Sí, sí, por supuesto. Si vives en París todo se convierte en normal para ti y no te das cuenta de que a veces los parisinos son unos groseros, unos maleducados. Lo mismo pasa con los americanos. Que conste que me gusta mucho la cultura francesa, a pesar de que creo que hay cosas malas. Lo mismo me ocurre en Estados Unidos, siendo una extranjera allí, me doy mucha más cuenta de sus defectos. Por muy liberal que sea un norteamericano siempre va a tener un freno, algo que no acepta, que le saca de quicio.
En la película hay una mención a M de Fritz Lang. ¿Cuáles son sus influencias cinematográficas? ¿Tal vea Eric Rohmer o el propio Linklater?
Me gusta Carl Theodor Dreyer también, pero no me ha inspirado para esta película, es obvio.
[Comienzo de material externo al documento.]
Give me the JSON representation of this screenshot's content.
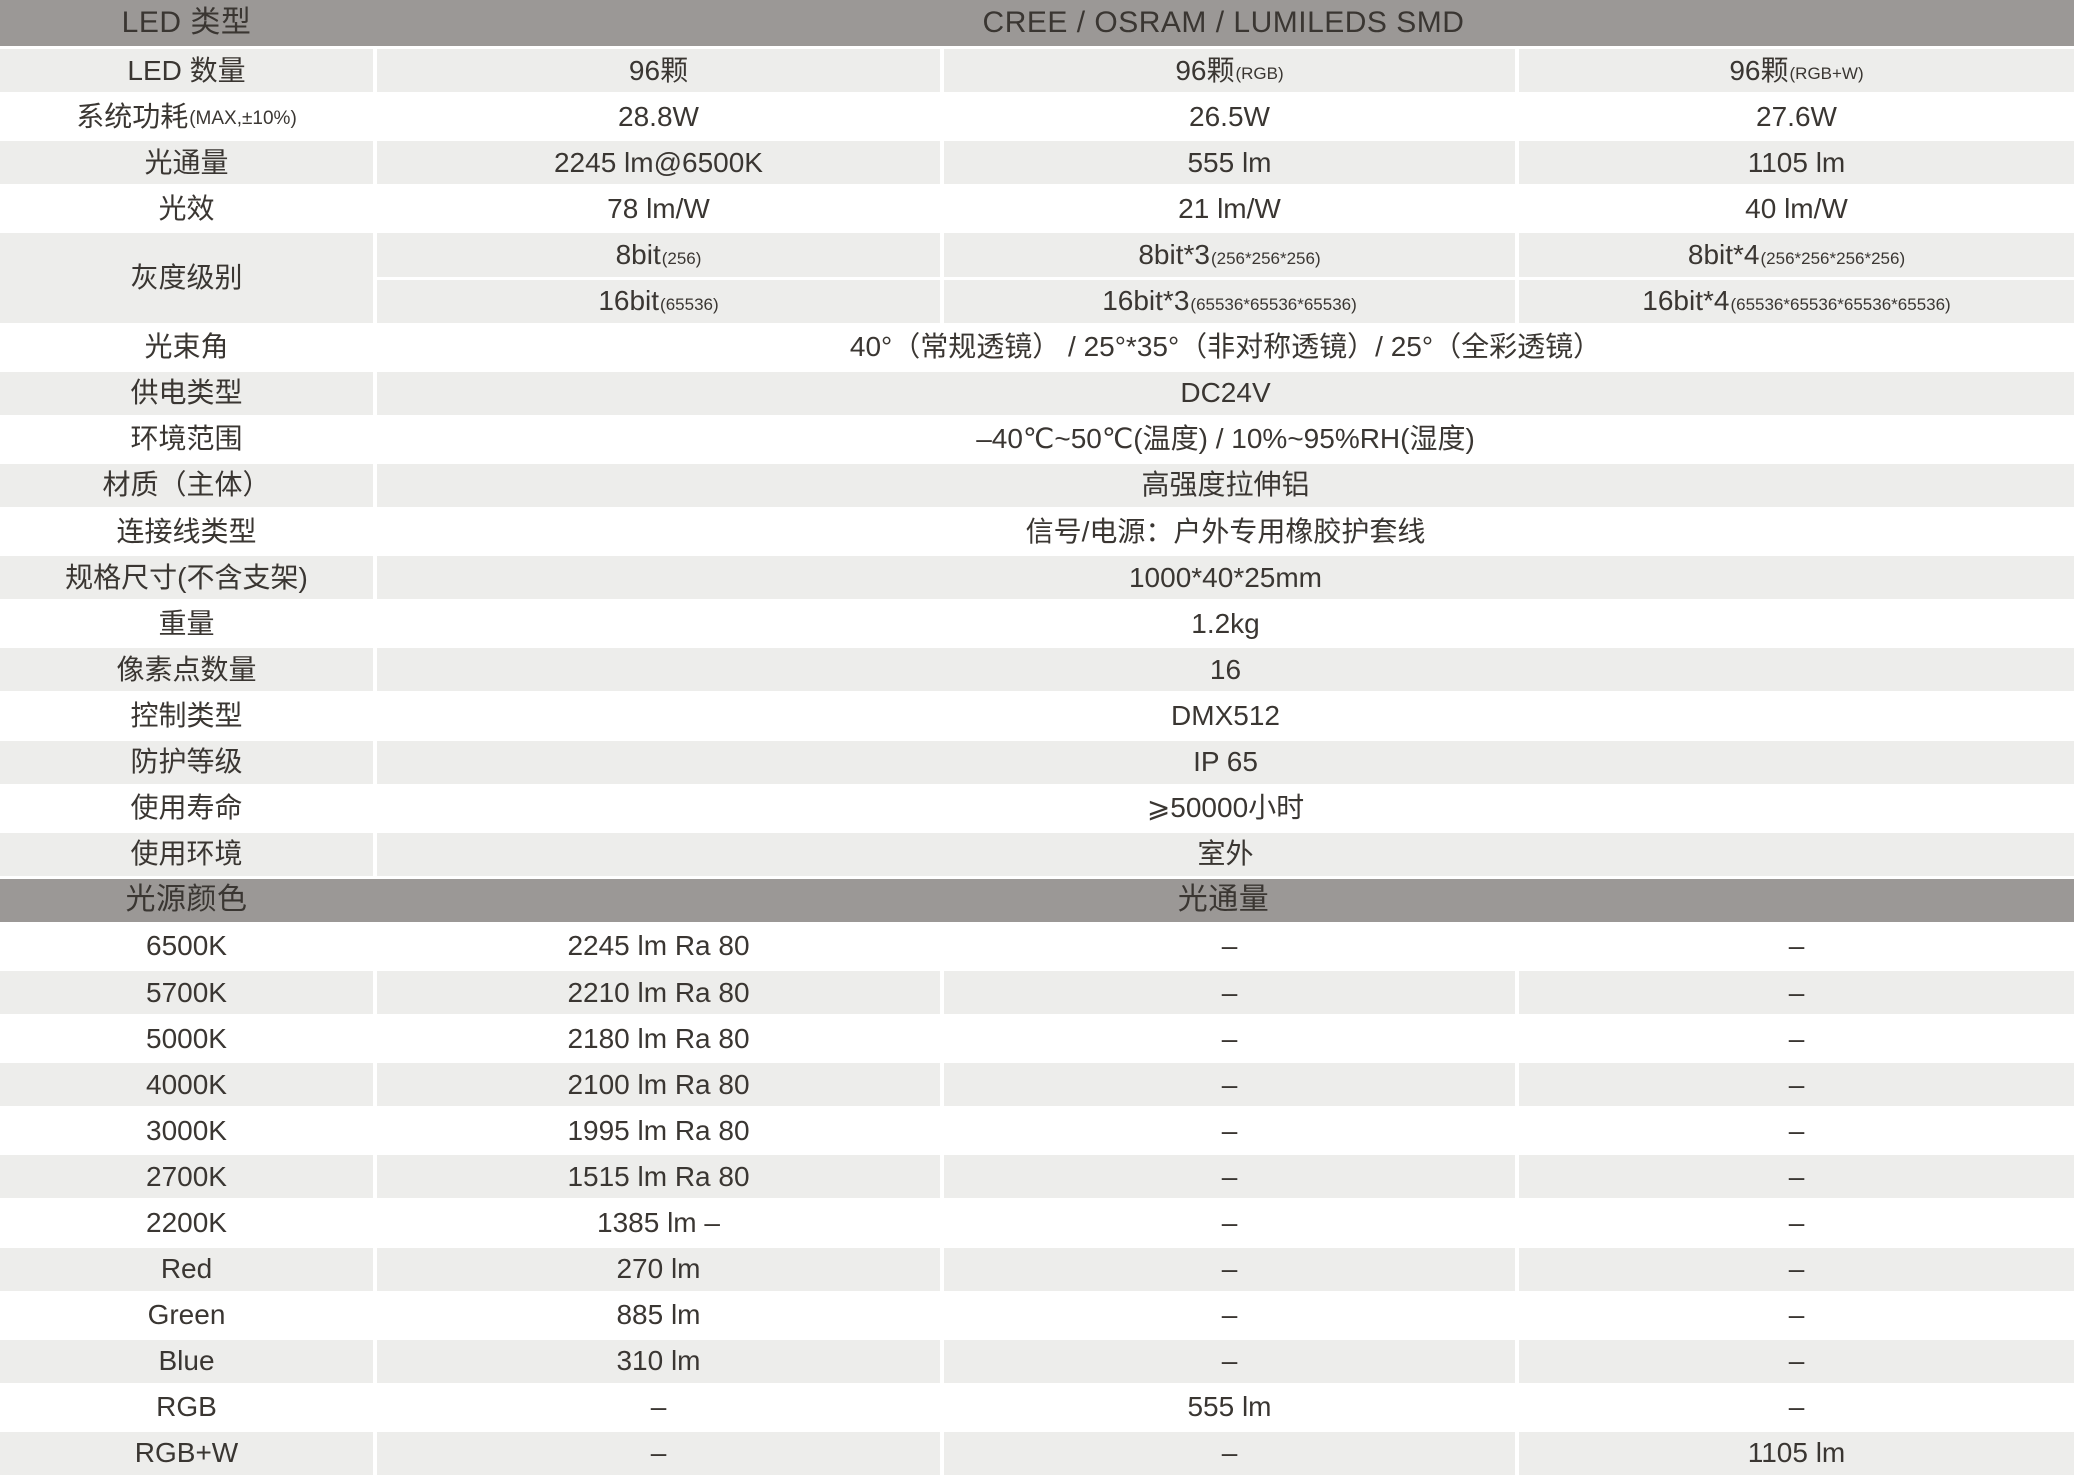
{
  "colors": {
    "header_bg": "#9b9896",
    "row_alt_bg": "#ededeb",
    "row_bg": "#ffffff",
    "text": "#3a3632"
  },
  "table": {
    "rows": [
      {
        "kind": "header",
        "bg": "dark",
        "label": "LED 类型",
        "value": "CREE / OSRAM / LUMILEDS SMD"
      },
      {
        "kind": "cells",
        "bg": "gray",
        "label": "LED 数量",
        "cells": [
          {
            "t": "96颗"
          },
          {
            "t": "96颗",
            "s": "(RGB)"
          },
          {
            "t": "96颗",
            "s": "(RGB+W)"
          }
        ]
      },
      {
        "kind": "cells",
        "bg": "white",
        "label": "系统功耗",
        "label_s": "(MAX,±10%)",
        "cells": [
          {
            "t": "28.8W"
          },
          {
            "t": "26.5W"
          },
          {
            "t": "27.6W"
          }
        ]
      },
      {
        "kind": "cells",
        "bg": "gray",
        "label": "光通量",
        "cells": [
          {
            "t": "2245 lm@6500K"
          },
          {
            "t": "555 lm"
          },
          {
            "t": "1105 lm"
          }
        ]
      },
      {
        "kind": "cells",
        "bg": "white",
        "label": "光效",
        "cells": [
          {
            "t": "78 lm/W"
          },
          {
            "t": "21 lm/W"
          },
          {
            "t": "40 lm/W"
          }
        ]
      },
      {
        "kind": "cells",
        "bg": "gray",
        "label": "灰度级别",
        "rowspan": 2,
        "cells": [
          {
            "t": "8bit",
            "s": "(256)"
          },
          {
            "t": "8bit*3",
            "s": "(256*256*256)"
          },
          {
            "t": "8bit*4",
            "s": "(256*256*256*256)"
          }
        ]
      },
      {
        "kind": "cells",
        "bg": "gray",
        "nolabel": true,
        "cells": [
          {
            "t": "16bit",
            "s": "(65536)"
          },
          {
            "t": "16bit*3",
            "s": "(65536*65536*65536)"
          },
          {
            "t": "16bit*4",
            "s": "(65536*65536*65536*65536)"
          }
        ]
      },
      {
        "kind": "merged",
        "bg": "white",
        "label": "光束角",
        "value": "40°（常规透镜） / 25°*35°（非对称透镜）/ 25°（全彩透镜）"
      },
      {
        "kind": "merged",
        "bg": "gray",
        "label": "供电类型",
        "value": "DC24V"
      },
      {
        "kind": "merged",
        "bg": "white",
        "label": "环境范围",
        "value": "–40℃~50℃(温度) / 10%~95%RH(湿度)"
      },
      {
        "kind": "merged",
        "bg": "gray",
        "label": "材质（主体）",
        "value": "高强度拉伸铝"
      },
      {
        "kind": "merged",
        "bg": "white",
        "label": "连接线类型",
        "value": "信号/电源：户外专用橡胶护套线"
      },
      {
        "kind": "merged",
        "bg": "gray",
        "label": "规格尺寸(不含支架)",
        "value": "1000*40*25mm"
      },
      {
        "kind": "merged",
        "bg": "white",
        "label": "重量",
        "value": "1.2kg"
      },
      {
        "kind": "merged",
        "bg": "gray",
        "label": "像素点数量",
        "value": "16"
      },
      {
        "kind": "merged",
        "bg": "white",
        "label": "控制类型",
        "value": "DMX512"
      },
      {
        "kind": "merged",
        "bg": "gray",
        "label": "防护等级",
        "value": "IP 65"
      },
      {
        "kind": "merged",
        "bg": "white",
        "label": "使用寿命",
        "value": "⩾50000小时"
      },
      {
        "kind": "merged",
        "bg": "gray",
        "label": "使用环境",
        "value": "室外"
      },
      {
        "kind": "header",
        "bg": "dark",
        "label": "光源颜色",
        "value": "光通量"
      },
      {
        "kind": "cells",
        "bg": "white",
        "label": "6500K",
        "cells": [
          {
            "t": "2245 lm Ra 80"
          },
          {
            "t": "–"
          },
          {
            "t": "–"
          }
        ]
      },
      {
        "kind": "cells",
        "bg": "gray",
        "label": "5700K",
        "cells": [
          {
            "t": "2210 lm Ra 80"
          },
          {
            "t": "–"
          },
          {
            "t": "–"
          }
        ]
      },
      {
        "kind": "cells",
        "bg": "white",
        "label": "5000K",
        "cells": [
          {
            "t": "2180 lm Ra 80"
          },
          {
            "t": "–"
          },
          {
            "t": "–"
          }
        ]
      },
      {
        "kind": "cells",
        "bg": "gray",
        "label": "4000K",
        "cells": [
          {
            "t": "2100 lm Ra 80"
          },
          {
            "t": "–"
          },
          {
            "t": "–"
          }
        ]
      },
      {
        "kind": "cells",
        "bg": "white",
        "label": "3000K",
        "cells": [
          {
            "t": "1995 lm Ra 80"
          },
          {
            "t": "–"
          },
          {
            "t": "–"
          }
        ]
      },
      {
        "kind": "cells",
        "bg": "gray",
        "label": "2700K",
        "cells": [
          {
            "t": "1515 lm Ra 80"
          },
          {
            "t": "–"
          },
          {
            "t": "–"
          }
        ]
      },
      {
        "kind": "cells",
        "bg": "white",
        "label": "2200K",
        "cells": [
          {
            "t": "1385 lm – "
          },
          {
            "t": "–"
          },
          {
            "t": "–"
          }
        ]
      },
      {
        "kind": "cells",
        "bg": "gray",
        "label": "Red",
        "cells": [
          {
            "t": "270 lm"
          },
          {
            "t": "–"
          },
          {
            "t": "–"
          }
        ]
      },
      {
        "kind": "cells",
        "bg": "white",
        "label": "Green",
        "cells": [
          {
            "t": "885 lm"
          },
          {
            "t": "–"
          },
          {
            "t": "–"
          }
        ]
      },
      {
        "kind": "cells",
        "bg": "gray",
        "label": "Blue",
        "cells": [
          {
            "t": "310 lm"
          },
          {
            "t": "–"
          },
          {
            "t": "–"
          }
        ]
      },
      {
        "kind": "cells",
        "bg": "white",
        "label": "RGB",
        "cells": [
          {
            "t": "–"
          },
          {
            "t": "555 lm"
          },
          {
            "t": "–"
          }
        ]
      },
      {
        "kind": "cells",
        "bg": "gray",
        "label": "RGB+W",
        "cells": [
          {
            "t": "–"
          },
          {
            "t": "–"
          },
          {
            "t": "1105 lm"
          }
        ]
      }
    ]
  }
}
Digamos que para esta película la influencia concretamente está en la comedia americana, sobre todo la de los años treinta y cuarenta, como las de Billy Wilder y Ernst Lubitsch, aunque ellos no eran norteamericanos. Son comedias muy rápidas, con muchísimos diálogos, como ésta. Pero también comedias de los setenta, ochenta, la típica comedia neoyorquina. Y alguna película de Martin Scorsese, como Jo, ¡qué noche!.
¿Estaría dispuesta a dejar la interpretación por la dirección?
¿Para qué? Me gusta mucho interpretar y puedo compatibilizar ambas cosas.
¿Es muy complicado dirigirse a uno mismo?
En mi opinión es mucho más fácil autodirigirse que dirigir a un actor difícil, que pone trabas.
¿En qué idiomas te diriges?
Antes de empezar la escena yo me decía acción a mí misma, por lo que acababa volviendo locos a todos, mezclando el inglés y el francés.